At least 20 objections to the plan have been filed with Red Deer County by local residents alarmed at the prospect of adding hundreds of newcomers and their boats to the lake.
Don Nielsen is among those who objected to the South West Pine Lake Local Area Structure Plan because he believes the development is just too big.
“If there were 20 houses across the way, I don’t think anyone would object,” he said.
Many who live around the lake feel capacity has already been reached. He points to an Alberta Environment study that suggests 10 acres of water per motorized boat provides a good safety margin.
Sylvan Lake has 49 acres of water per boat, but on Pine Lake only 6.4 acres is available.
In his objection, Nielsen cited environmental, health and safety concerns. Those issues have not been addressed adequately by the county or developer, he said.
Blue-green algae was already a problem at the lake this past summer.
“Now, they’re putting in more development, which in turn causes more nutrients to go into the lake, which causes more blue-green algae.”
The plan outlines a development that could include 110 cottage, 95 single-family, 92 multi-family and 83 mixed-use lots on 126 acres at the south end of the lake.
Also proposed is a manufactured pond with its own beach, a lakeside trail with viewpoints and a boat launch for non-motorized craft.
Lorne Olmstead has owned property on the lake since 1957 and lived there since 1990. He too has problems with the scale of the development.
“Our biggest concern is with the quality of the water on Pine Lake,” said Olmstead, a past-president of the Pine Lake Property Owners Association.
“With the 380 homes that they’re talking about with this area structure plan, it seems like they’re going to load the lake.”
Residents are also worried about the number of boats that will be added to the lake. At the Whispering Pines development about one in three homeowners has a boat. That would mean the proposed development could mean at least another 100 boats.
Olmstead said the development could also infringe on existing bird and waterfowl habitats.
The developers and their consultant could not be reached for comment. They have organized an open house to take place on Nov. 1 at the Pine Lake Hall from 4 to 8 p.m.
County council get a look at the plan for first reading on Nov. 6. Before second and third readings are considered, a public hearing will be held.
Coun. Philip Massier, whose division the development falls in, has heard from only a handful of residents so far but expects a “tough battle.”
Some residents’ concerns may relate back to older developments that did not go as smoothly as they could have, said Massier, who owns a cabin on the lake himself.
He’s optimistic that the processes are now in place to protect the lake and residents’ interests.

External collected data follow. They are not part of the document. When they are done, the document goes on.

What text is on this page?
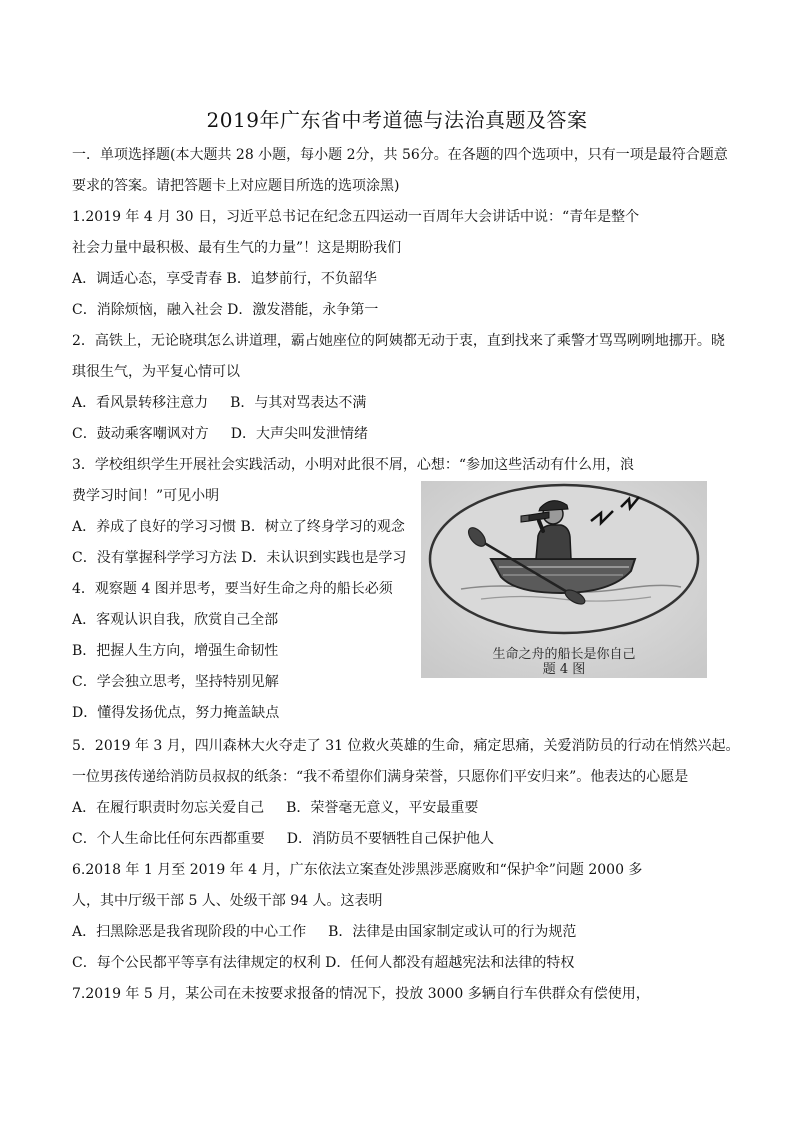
2019年广东省中考道德与法治真题及答案
一．单项选择题(本大题共 28 小题，每小题 2分，共 56分。在各题的四个选项中，只有一项是最符合题意
要求的答案。请把答题卡上对应题目所选的选项涂黑)
1.2019 年 4 月 30 日，习近平总书记在纪念五四运动一百周年大会讲话中说：“青年是整个
社会力量中最积极、最有生气的力量”！这是期盼我们
A．调适心态，享受青春 B．追梦前行，不负韶华
C．消除烦恼，融入社会 D．激发潜能，永争第一
2．高铁上，无论晓琪怎么讲道理，霸占她座位的阿姨都无动于衷，直到找来了乘警才骂骂咧咧地挪开。晓
琪很生气，为平复心情可以
A．看风景转移注意力 B．与其对骂表达不满
C．鼓动乘客嘲讽对方 D．大声尖叫发泄情绪
3．学校组织学生开展社会实践活动，小明对此很不屑，心想：“参加这些活动有什么用，浪
费学习时间！”可见小明
A．养成了良好的学习习惯 B．树立了终身学习的观念
C．没有掌握科学学习方法 D．未认识到实践也是学习
4．观察题 4 图并思考，要当好生命之舟的船长必须
A．客观认识自我，欣赏自己全部
B．把握人生方向，增强生命韧性
C．学会独立思考，坚持特别见解
D．懂得发扬优点，努力掩盖缺点
5．2019 年 3 月，四川森林大火夺走了 31 位救火英雄的生命，痛定思痛，关爱消防员的行动在悄然兴起。
一位男孩传递给消防员叔叔的纸条：“我不希望你们满身荣誉，只愿你们平安归来”。他表达的心愿是
A．在履行职责时勿忘关爱自己 B．荣誉毫无意义，平安最重要
C．个人生命比任何东西都重要 D．消防员不要牺牲自己保护他人
6.2018 年 1 月至 2019 年 4 月，广东依法立案查处涉黑涉恶腐败和“保护伞”问题 2000 多
人，其中厅级干部 5 人、处级干部 94 人。这表明
A．扫黑除恶是我省现阶段的中心工作 B．法律是由国家制定或认可的行为规范
C．每个公民都平等享有法律规定的权利 D．任何人都没有超越宪法和法律的特权
7.2019 年 5 月，某公司在未按要求报备的情况下，投放 3000 多辆自行车供群众有偿使用，
生命之舟的船长是你自己
题 4 图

“We make sure there’s water and sewer, and our environmentally significant areas are going to be protected, and development is going to happen properly.”
Massier said debates about whether the lake is at capacity have been ongoing for decades.
“Certain long weekends there are a lot of people on that lake. But other times I’ve been down there and there are no boats.
“It’s an ongoing not-in-my-backyard syndrome, a little bit,” he said.
Further complicating issues around lake development are layers of government jurisdiction.
While the county is responsible for overseeing development around the lake, the federal Department of Fisheries of Oceans and Alberta Environment are responsible for the lake itself.
The area structure plan will be the second time council has had to wrestle with Pine Lake this year.
In January, council decided after much debate not to approve an area structure plan for the entire lake area that proposed five development nodes that could accommodate up to 3,700 people.
A public hearing drew about 40 people to council chambers. Some were opposed to any more development on the lake and others said the proposed plan was better than no plan at all.
Council eventually decided to approve a concept plan, which provides guidelines for development rather than the more specific regulations of an area structure plan.